Von der Leyen, "25 yıl önce hayal ettiğimiz işbirliği temelli dünya düzeni gerçeğe dönüşmedi. Bunun yerine, sert jeostratejik rekabetin olduğu yeni bir döneme girdik. Dünyanın büyük ekonomileri ham maddelere, yeni teknolojilere ve küresel ticaret yollarına erişim için yarışıyor. Yapay zekadan temiz teknolojiye, kuantumdan uzaya, Arktik'ten Güney Çin Denizi'ne kadar yarış başladı." değerlendirmesinde bulundu.
Rekabet yoğunlaştıkça, yaptırımlar, ihracat kontrolleri ve tarifeler gibi ekonomik ve ulusal güvenliği korumayı amaçlayan araçların daha fazla kullanılacağına işaret eden von der Leyen, artık güvenlik, yenilik ve refahı dengelemek gerektiğini söyledi.
Von der Leyen, "Küresel ekonomideki bağları koparmak kimsenin faydasına değil." ifadesini kullandı.
- Avrupa ucuz enerjiyle büyüdü
"Dünya değişiyor, biz de değişmeliyiz." diyen von der Leyen, Avrupa'nın son 25 yılda büyümek için küresel ticaretteki artışa ve Rusya'dan ucuz enerjiye güvendiğini ayrıca güvenlik için dışarıdan destek aldığını ve bu günlerin geride kaldığını vurguladı.
Von der Leyen, "Önümüzdeki çeyrek yüzyılda büyümemizi sürdürmek için Avrupa'nın vites yükseltmesi gerekiyor." dedi.
AB Komisyonunun gelecek 5 yıllık dönemde inovasyonu, üretkenliği ve rekabetçiliği artıracak yol haritasını gelecek hafta açıklayacağını belirten von der Leyen, Avrupa'nın daha derin sermaye piyasaları ile tasarruf ve yatırım birliğine ihtiyaç duyduğunu ifade etti.
Von der leyen, Rusya-Ukrayna Savaşı öncesinde Avrupa’nın gaz tedarikinin yüzde 45’ini, kömür ithalatının da yüzde 50’sini Rusya'dan yaptığını ayrıca petrol ithalatında da önemli rol oynadığını anımsatarak, "Bu enerji ucuz görünüyordu ancak bizi şantaja maruz bıraktı." dedi.
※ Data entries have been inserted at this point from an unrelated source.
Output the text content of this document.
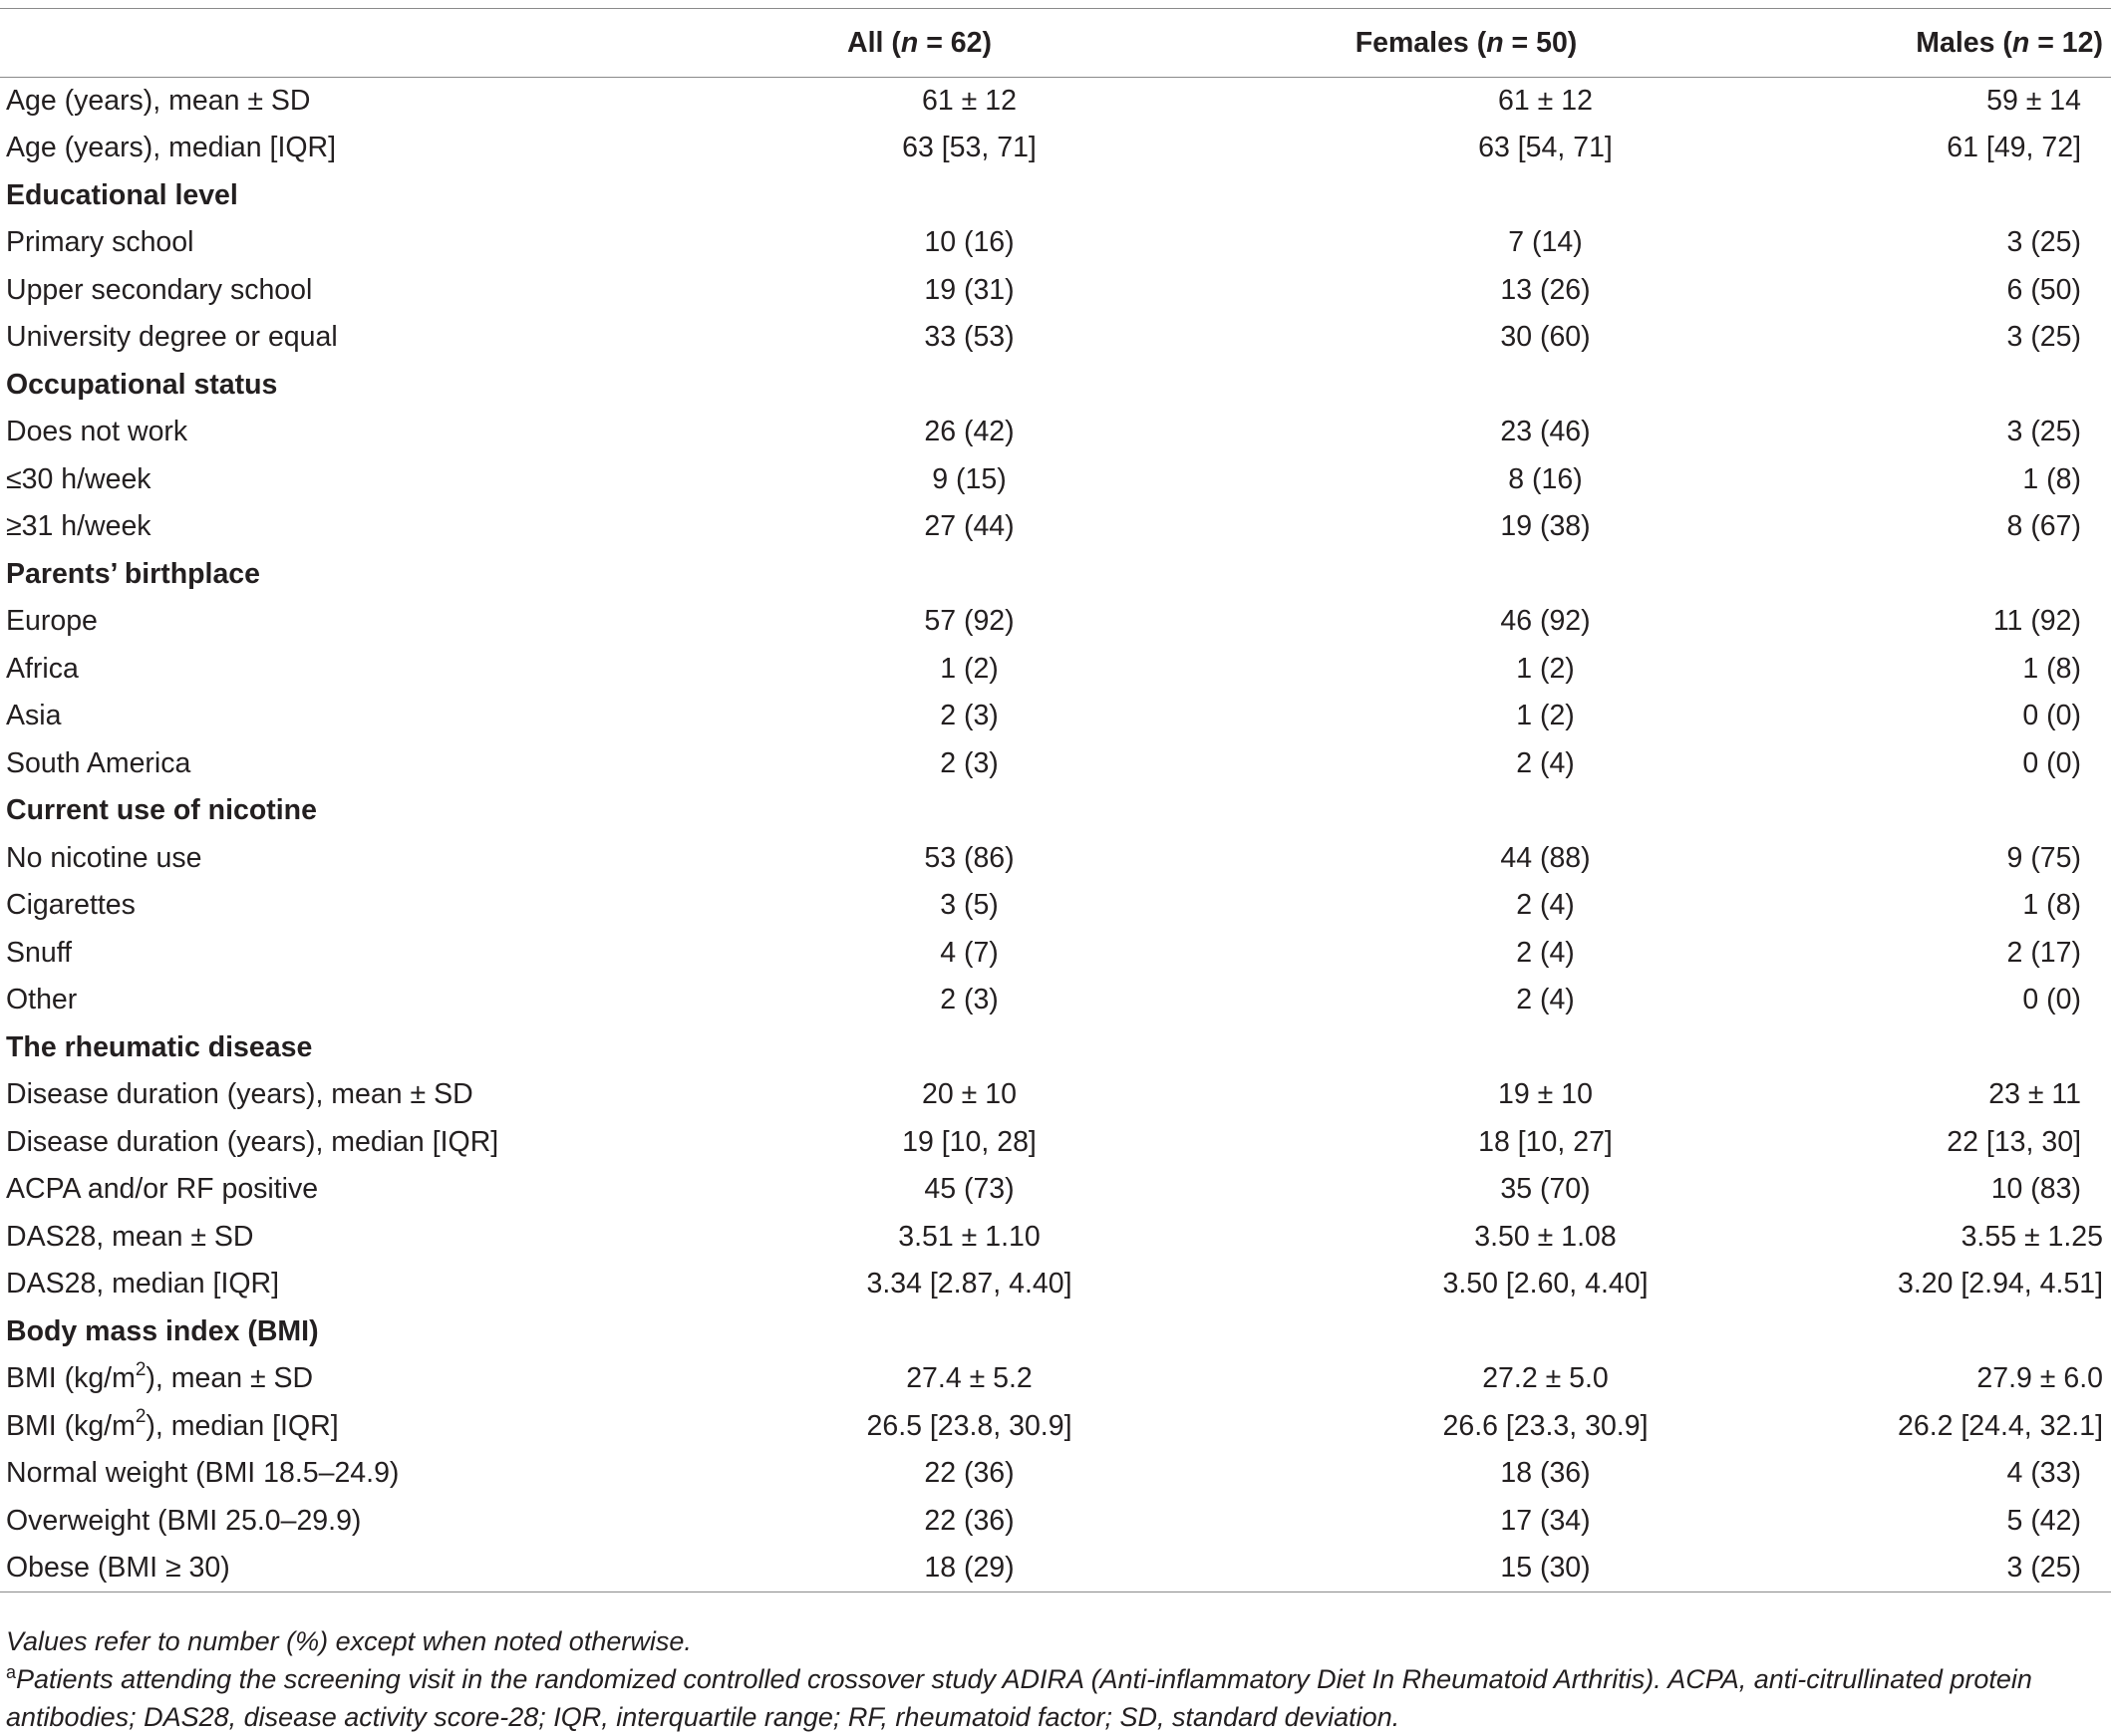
	All (n = 62)	Females (n = 50)	Males (n = 12)
Age (years), mean ± SD	61 ± 12	61 ± 12	59 ± 14
Age (years), median [IQR]	63 [53, 71]	63 [54, 71]	61 [49, 72]
Educational level			
Primary school	10 (16)	7 (14)	3 (25)
Upper secondary school	19 (31)	13 (26)	6 (50)
University degree or equal	33 (53)	30 (60)	3 (25)
Occupational status			
Does not work	26 (42)	23 (46)	3 (25)
≤30 h/week	9 (15)	8 (16)	1 (8)
≥31 h/week	27 (44)	19 (38)	8 (67)
Parents’ birthplace			
Europe	57 (92)	46 (92)	11 (92)
Africa	1 (2)	1 (2)	1 (8)
Asia	2 (3)	1 (2)	0 (0)
South America	2 (3)	2 (4)	0 (0)
Current use of nicotine			
No nicotine use	53 (86)	44 (88)	9 (75)
Cigarettes	3 (5)	2 (4)	1 (8)
Snuff	4 (7)	2 (4)	2 (17)
Other	2 (3)	2 (4)	0 (0)
The rheumatic disease			
Disease duration (years), mean ± SD	20 ± 10	19 ± 10	23 ± 11
Disease duration (years), median [IQR]	19 [10, 28]	18 [10, 27]	22 [13, 30]
ACPA and/or RF positive	45 (73)	35 (70)	10 (83)
DAS28, mean ± SD	3.51 ± 1.10	3.50 ± 1.08	3.55 ± 1.25
DAS28, median [IQR]	3.34 [2.87, 4.40]	3.50 [2.60, 4.40]	3.20 [2.94, 4.51]
Body mass index (BMI)			
BMI $(kg/m^2)$, mean ± SD	27.4 ± 5.2	27.2 ± 5.0	27.9 ± 6.0
BMI $(kg/m^2)$, median [IQR]	26.5 [23.8, 30.9]	26.6 [23.3, 30.9]	26.2 [24.4, 32.1]
Normal weight (BMI 18.5–24.9)	22 (36)	18 (36)	4 (33)
Overweight (BMI 25.0–29.9)	22 (36)	17 (34)	5 (42)
Obese (BMI ≥ 30)	18 (29)	15 (30)	3 (25)
Values refer to number (%) except when noted otherwise.
$^a$Patients attending the screening visit in the randomized controlled crossover study ADIRA (Anti-inflammatory Diet In Rheumatoid Arthritis). ACPA, anti-citrullinated protein antibodies; DAS28, disease activity score-28; IQR, interquartile range; RF, rheumatoid factor; SD, standard deviation.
AB’nin Rus fosil yakıtlarına olan bağımlılığını önemli ölçüde azalttıklarını anlatan von der Leyen, "Rusya'dan gaz ithalatımız yaklaşık yüzde 75 azaldı. Şimdi Rusya'dan petrolümüzün yalnızca yüzde 3'ünü ithal ediyoruz. Ayrıca hiç kömür ithal etmiyoruz." diye konuştu.
- Özgürlüğün bedeli var
"Ancak özgürlüğün bir bedeli var." diyen von der Leyen, hanelerin ve işletmelerin çok yüksek enerji faturaları ile karşılaştığını ve bunun halen düşmediğini ifade etti.
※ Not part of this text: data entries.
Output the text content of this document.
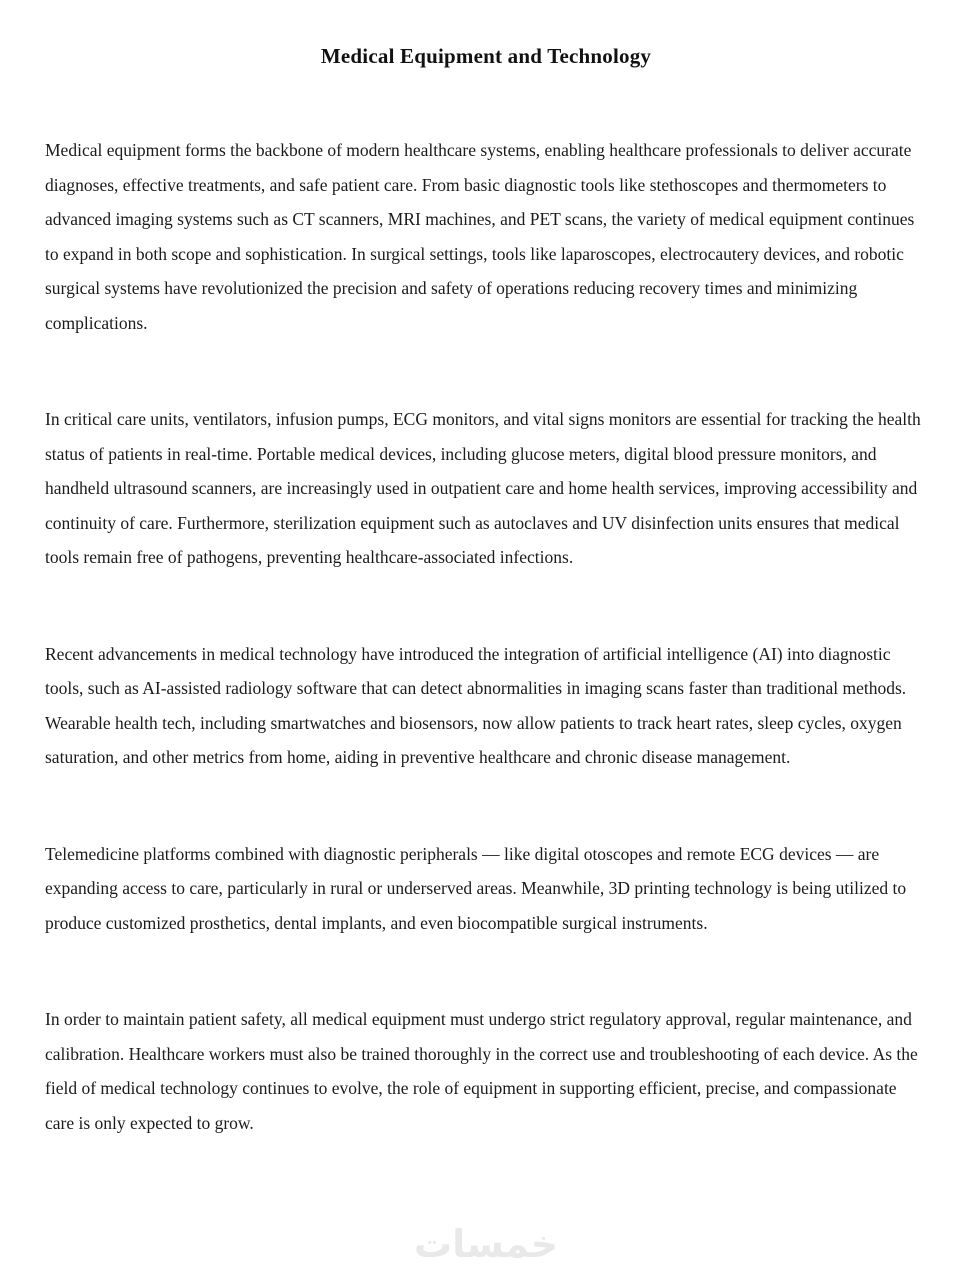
Medical Equipment and Technology

Medical equipment forms the backbone of modern healthcare systems, enabling healthcare professionals to deliver accurate diagnoses, effective treatments, and safe patient care. From basic diagnostic tools like stethoscopes and thermometers to advanced imaging systems such as CT scanners, MRI machines, and PET scans, the variety of medical equipment continues to expand in both scope and sophistication. In surgical settings, tools like laparoscopes, electrocautery devices, and robotic surgical systems have revolutionized the precision and safety of operations reducing recovery times and minimizing complications.

In critical care units, ventilators, infusion pumps, ECG monitors, and vital signs monitors are essential for tracking the health status of patients in real-time. Portable medical devices, including glucose meters, digital blood pressure monitors, and handheld ultrasound scanners, are increasingly used in outpatient care and home health services, improving accessibility and continuity of care. Furthermore, sterilization equipment such as autoclaves and UV disinfection units ensures that medical tools remain free of pathogens, preventing healthcare-associated infections.

Recent advancements in medical technology have introduced the integration of artificial intelligence (AI) into diagnostic tools, such as AI-assisted radiology software that can detect abnormalities in imaging scans faster than traditional methods. Wearable health tech, including smartwatches and biosensors, now allow patients to track heart rates, sleep cycles, oxygen saturation, and other metrics from home, aiding in preventive healthcare and chronic disease management.

Telemedicine platforms combined with diagnostic peripherals — like digital otoscopes and remote ECG devices — are expanding access to care, particularly in rural or underserved areas. Meanwhile, 3D printing technology is being utilized to produce customized prosthetics, dental implants, and even biocompatible surgical instruments.

In order to maintain patient safety, all medical equipment must undergo strict regulatory approval, regular maintenance, and calibration. Healthcare workers must also be trained thoroughly in the correct use and troubleshooting of each device. As the field of medical technology continues to evolve, the role of equipment in supporting efficient, precise, and compassionate care is only expected to grow.

خمسات
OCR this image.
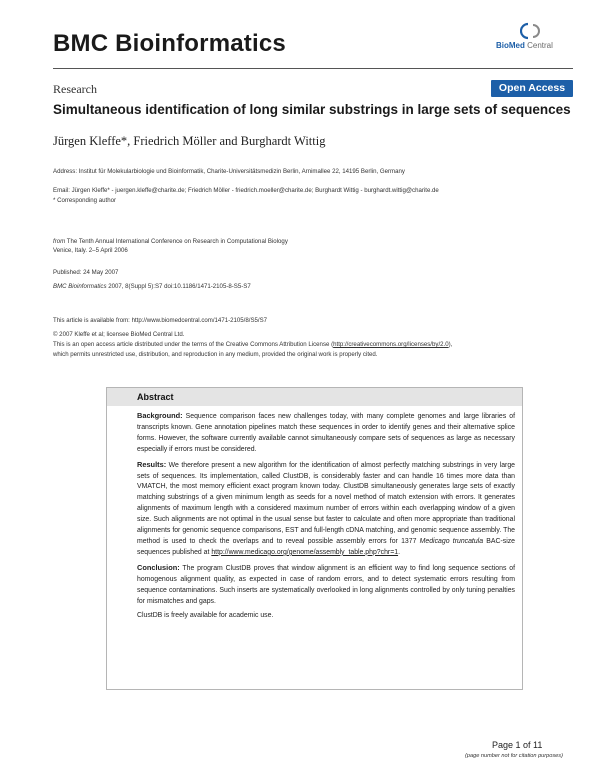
BMC Bioinformatics	BioMed Central
Research	Open Access
Simultaneous identification of long similar substrings in large sets of sequences
Jürgen Kleffe*, Friedrich Möller and Burghardt Wittig
Address: Institut für Molekularbiologie und Bioinformatik, Charite-Universitätsmedizin Berlin, Arnimallee 22, 14195 Berlin, Germany
Email: Jürgen Kleffe* - juergen.kleffe@charite.de; Friedrich Möller - friedrich.moeller@charite.de; Burghardt Wittig - burghardt.wittig@charite.de
* Corresponding author
from The Tenth Annual International Conference on Research in Computational Biology
Venice, Italy. 2–5 April 2006
Published: 24 May 2007
BMC Bioinformatics 2007, 8(Suppl 5):S7 doi:10.1186/1471-2105-8-S5-S7
This article is available from: http://www.biomedcentral.com/1471-2105/8/S5/S7
© 2007 Kleffe et al; licensee BioMed Central Ltd.
This is an open access article distributed under the terms of the Creative Commons Attribution License (http://creativecommons.org/licenses/by/2.0),
which permits unrestricted use, distribution, and reproduction in any medium, provided the original work is properly cited.
Abstract

Background: Sequence comparison faces new challenges today, with many complete genomes and large libraries of transcripts known. Gene annotation pipelines match these sequences in order to identify genes and their alternative splice forms. However, the software currently available cannot simultaneously compare sets of sequences as large as necessary especially if errors must be considered.

Results: We therefore present a new algorithm for the identification of almost perfectly matching substrings in very large sets of sequences. Its implementation, called ClustDB, is considerably faster and can handle 16 times more data than VMATCH, the most memory efficient exact program known today. ClustDB simultaneously generates large sets of exactly matching substrings of a given minimum length as seeds for a novel method of match extension with errors. It generates alignments of maximum length with a considered maximum number of errors within each overlapping window of a given size. Such alignments are not optimal in the usual sense but faster to calculate and often more appropriate than traditional alignments for genomic sequence comparisons, EST and full-length cDNA matching, and genomic sequence assembly. The method is used to check the overlaps and to reveal possible assembly errors for 1377 Medicago truncatula BAC-size sequences published at http://www.medicago.org/genome/assembly_table.php?chr=1.

Conclusion: The program ClustDB proves that window alignment is an efficient way to find long sequence sections of homogenous alignment quality, as expected in case of random errors, and to detect systematic errors resulting from sequence contaminations. Such inserts are systematically overlooked in long alignments controlled by only tuning penalties for mismatches and gaps.

ClustDB is freely available for academic use.

Page 1 of 11
(page number not for citation purposes)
Von der Leyen, "Rekabet gücümüz, düşük ve istikrarlı enerji fiyatlarına geri dönmeye bağlı." dedi.
Enerji kaynaklarını çeşitlendirmeye devam etmeleri gerektiğini vurgulayan von der Leyen, yenilenebilir kaynaklardan ve bazı ülkelerde nükleerden üretimin önemine işaret etti.
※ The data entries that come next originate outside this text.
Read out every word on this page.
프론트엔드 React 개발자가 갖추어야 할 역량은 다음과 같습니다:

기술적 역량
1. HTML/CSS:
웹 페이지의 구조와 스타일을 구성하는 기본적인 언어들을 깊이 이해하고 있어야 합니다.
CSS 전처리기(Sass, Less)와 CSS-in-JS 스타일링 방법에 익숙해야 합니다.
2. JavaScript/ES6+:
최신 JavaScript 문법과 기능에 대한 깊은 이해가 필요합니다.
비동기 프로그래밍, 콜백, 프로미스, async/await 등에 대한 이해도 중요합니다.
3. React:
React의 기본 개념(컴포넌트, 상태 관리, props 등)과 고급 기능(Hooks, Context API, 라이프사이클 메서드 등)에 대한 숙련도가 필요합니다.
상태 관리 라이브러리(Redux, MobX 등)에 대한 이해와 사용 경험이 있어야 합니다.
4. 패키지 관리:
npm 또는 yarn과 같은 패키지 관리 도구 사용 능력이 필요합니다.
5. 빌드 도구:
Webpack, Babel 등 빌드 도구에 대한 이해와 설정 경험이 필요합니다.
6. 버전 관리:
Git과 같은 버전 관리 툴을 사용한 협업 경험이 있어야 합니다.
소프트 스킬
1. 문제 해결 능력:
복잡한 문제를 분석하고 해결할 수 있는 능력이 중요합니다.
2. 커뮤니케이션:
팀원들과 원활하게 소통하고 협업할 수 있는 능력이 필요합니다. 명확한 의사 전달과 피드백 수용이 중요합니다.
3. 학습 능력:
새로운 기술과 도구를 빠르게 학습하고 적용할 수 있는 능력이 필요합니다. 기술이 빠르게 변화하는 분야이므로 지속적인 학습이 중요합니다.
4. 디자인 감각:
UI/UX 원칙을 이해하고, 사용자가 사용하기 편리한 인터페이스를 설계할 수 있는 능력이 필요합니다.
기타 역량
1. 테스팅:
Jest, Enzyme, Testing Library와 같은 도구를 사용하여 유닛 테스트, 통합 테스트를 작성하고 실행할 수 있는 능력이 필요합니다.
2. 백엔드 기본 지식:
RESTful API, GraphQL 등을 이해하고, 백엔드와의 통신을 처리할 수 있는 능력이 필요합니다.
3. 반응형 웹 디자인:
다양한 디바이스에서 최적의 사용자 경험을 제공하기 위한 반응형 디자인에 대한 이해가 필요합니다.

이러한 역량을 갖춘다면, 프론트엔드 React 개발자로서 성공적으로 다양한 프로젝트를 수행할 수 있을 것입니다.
Von der Leyen, füzyon, gelişmiş jeotermal ve katı bataryalar gibi yeni nesil temiz enerji teknolojilerine yatırım yapacaklarını kaydetti.
Küresel rekabet karşısında işbirliğini artırmak istediklerini belirten von der Leyen, "Dünyadaki hiçbir ekonomi AB ve ABD kadar entegre değil." diye konuştu.
Avrupa şirketlerinin ABD'de 3,5 milyon kişi istihdam ettiğini, bir milyon Amerikalının işinin doğrudan Avrupa ile yapılan ticarete bağlı olduğunu söyleyen von der Leyen, şöyle devam etti:
"Tüm tedarik zincirleri Atlantik'in her iki yakasına uzanıyor. Örneğin, bir Amerikan uçağı Avrupa'dan gelen kontrol sistemleri ve karbon fiberlerle üretiliyor. Amerikan ilaçları bizden giden kimyasallar ve laboratuvar araçlarıyla üretiliyor. Avrupa, ABD'den tüm Asya-Pasifik'ten aldığının iki katı kadar dijital hizmet ithal ediyor. Yurt dışındaki tüm Amerikan varlıklarının üçte ikisi Avrupa'da bulunuyor. ABD sıvılaştırılmış doğal gazımızın (LNG) yüzde 50'sinden fazlasını sağlıyor. Aramızdaki ticaret hacmi 1,5 trilyon euro'yu buluyor. AB ve ABD, mal ve hizmetlerde küresel ticaretin neredeyse yüzde 30'unu temsil ediyor."
ABD Başkanı Donald Trump ile ortak çıkarlar doğrultusunda yakın görüşeceklerini ve müzakereye hazır olduklarını anlatan von der Leyen, "Pragmatik olacağız ancak çıkarlarımızı korumak ve değerlerimizi savunmak için her zaman ilkelerimizin arkasında duracağız." dedi.